Rosulullah bersabda puasa bukanlah dari makan, minum (semata), tapi puasa itu menahan diri dari perbuatan sis-sia dan keji, jika ada orang yang mencelamu, katakanlah ”Aku sedang puasa, Aku sedang puasa”.(HR.Ibnu Khuzaimah, Al Hakim, shohih)

“Betapa banyak orang berpuasa yang hanya memetik lapar dan dahaga.” (HR. Ibnu Majah), al-Hakim dan dia menshahihkannya. Al-Albani berkata: “Hasan Shahih.”
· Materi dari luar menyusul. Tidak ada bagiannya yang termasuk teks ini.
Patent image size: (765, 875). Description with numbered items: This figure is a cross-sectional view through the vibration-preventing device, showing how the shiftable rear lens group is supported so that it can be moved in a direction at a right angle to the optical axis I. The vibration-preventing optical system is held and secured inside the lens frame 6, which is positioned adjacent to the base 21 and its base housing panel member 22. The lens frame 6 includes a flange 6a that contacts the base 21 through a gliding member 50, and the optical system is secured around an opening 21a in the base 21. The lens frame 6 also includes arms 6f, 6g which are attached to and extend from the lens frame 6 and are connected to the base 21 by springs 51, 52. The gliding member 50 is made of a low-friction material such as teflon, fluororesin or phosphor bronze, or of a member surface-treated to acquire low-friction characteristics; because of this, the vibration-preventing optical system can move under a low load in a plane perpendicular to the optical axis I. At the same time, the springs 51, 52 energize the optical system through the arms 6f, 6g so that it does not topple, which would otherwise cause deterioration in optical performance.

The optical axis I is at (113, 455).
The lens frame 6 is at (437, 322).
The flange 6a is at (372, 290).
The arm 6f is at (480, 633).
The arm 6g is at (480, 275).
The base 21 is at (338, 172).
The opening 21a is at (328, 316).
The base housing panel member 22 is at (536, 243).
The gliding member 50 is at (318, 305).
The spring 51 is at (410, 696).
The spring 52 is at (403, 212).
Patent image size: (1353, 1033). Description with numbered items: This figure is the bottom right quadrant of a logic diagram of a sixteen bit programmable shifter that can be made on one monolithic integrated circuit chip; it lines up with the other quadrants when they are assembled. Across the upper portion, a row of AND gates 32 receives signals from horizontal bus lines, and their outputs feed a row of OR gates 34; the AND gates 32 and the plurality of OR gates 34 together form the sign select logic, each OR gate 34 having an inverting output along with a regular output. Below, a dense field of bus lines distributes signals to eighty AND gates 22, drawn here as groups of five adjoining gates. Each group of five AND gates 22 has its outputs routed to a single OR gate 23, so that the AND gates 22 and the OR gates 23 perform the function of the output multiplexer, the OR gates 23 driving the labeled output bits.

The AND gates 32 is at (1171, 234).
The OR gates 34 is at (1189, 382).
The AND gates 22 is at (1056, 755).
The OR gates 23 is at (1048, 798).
Syaikh Muhammad bin Sholih Al ‘Utsaimin rohimahulloh mengatakan, “Tujuan dari puasa bukanlah sekedar mengekang tubuh dalam rangka menahan haus dan lapar serta kesulitan, akan tetapi tujuannya adalah menundukkan jiwa dengan meninggalkan sesuatu yang dicintai demi meraih keridhoan Dzat yang dicintai. Adapun perkara dicintai yang ditinggalkan adalah makan, minum dan jima’, inilah nafsu syahwat. Adapun sesuatu yang dicintai yang dicari keridhoan-Nya adalah Allah ‘Azza wa Jalla. Maka kita harus senantiasa menghadirkan niat ini bahwasanya kita meninggalkan pembatal-pembatal puasa ini demi mencari keridhoan Allah ‘Azza wa Jalla.” (Tsamaniyatu Wa Arba’uuna Su’aalan Fish Shiyaam hal. 10).

Kewajiban Berpuasa di Bulan Ramadhan

Puasa Ramadhan adalah puasa yang diwajibkan oleh Allah atas orang-orang mukmin dan merupakan salah satu dari Rukun Islam yang Lima, sebagaimana yang telah ditetapkan di dalam Al-Qur’an dan as-Sunnah serta ijmak kaum muslimin.

a. Dalil dari Al-Qur’an:

“Hai orang-orang yang beriman, diwajibkan atas kamu berpuasa sebagaimana diwajibkan atas orang-orang sebelum kamu agar kamu bertakwa,” (QS. Al-Baqarah, 2:183)

b. Dalil dari as-Sunnah:

1. Hadits Thalhah bin Ubaidullah radhiallahu’anhu. Beliau berkata,

“Seorang arab pedalaman datang kepada Nabi shallallahu ‘alaihi wa sallam dalam keadaan kusut rambutnya - dan terdapat - laki-laki itu, ‘Beritahulah aku apa yang diwajibkan atasku dari puasa.’ Rasulullah shallallahu ‘alaihi wa sallam menjawab, ‘Ramadhan, kecuali kalau engkau ingin tambahan.’” (Riwayat Bukhari dan Muslim)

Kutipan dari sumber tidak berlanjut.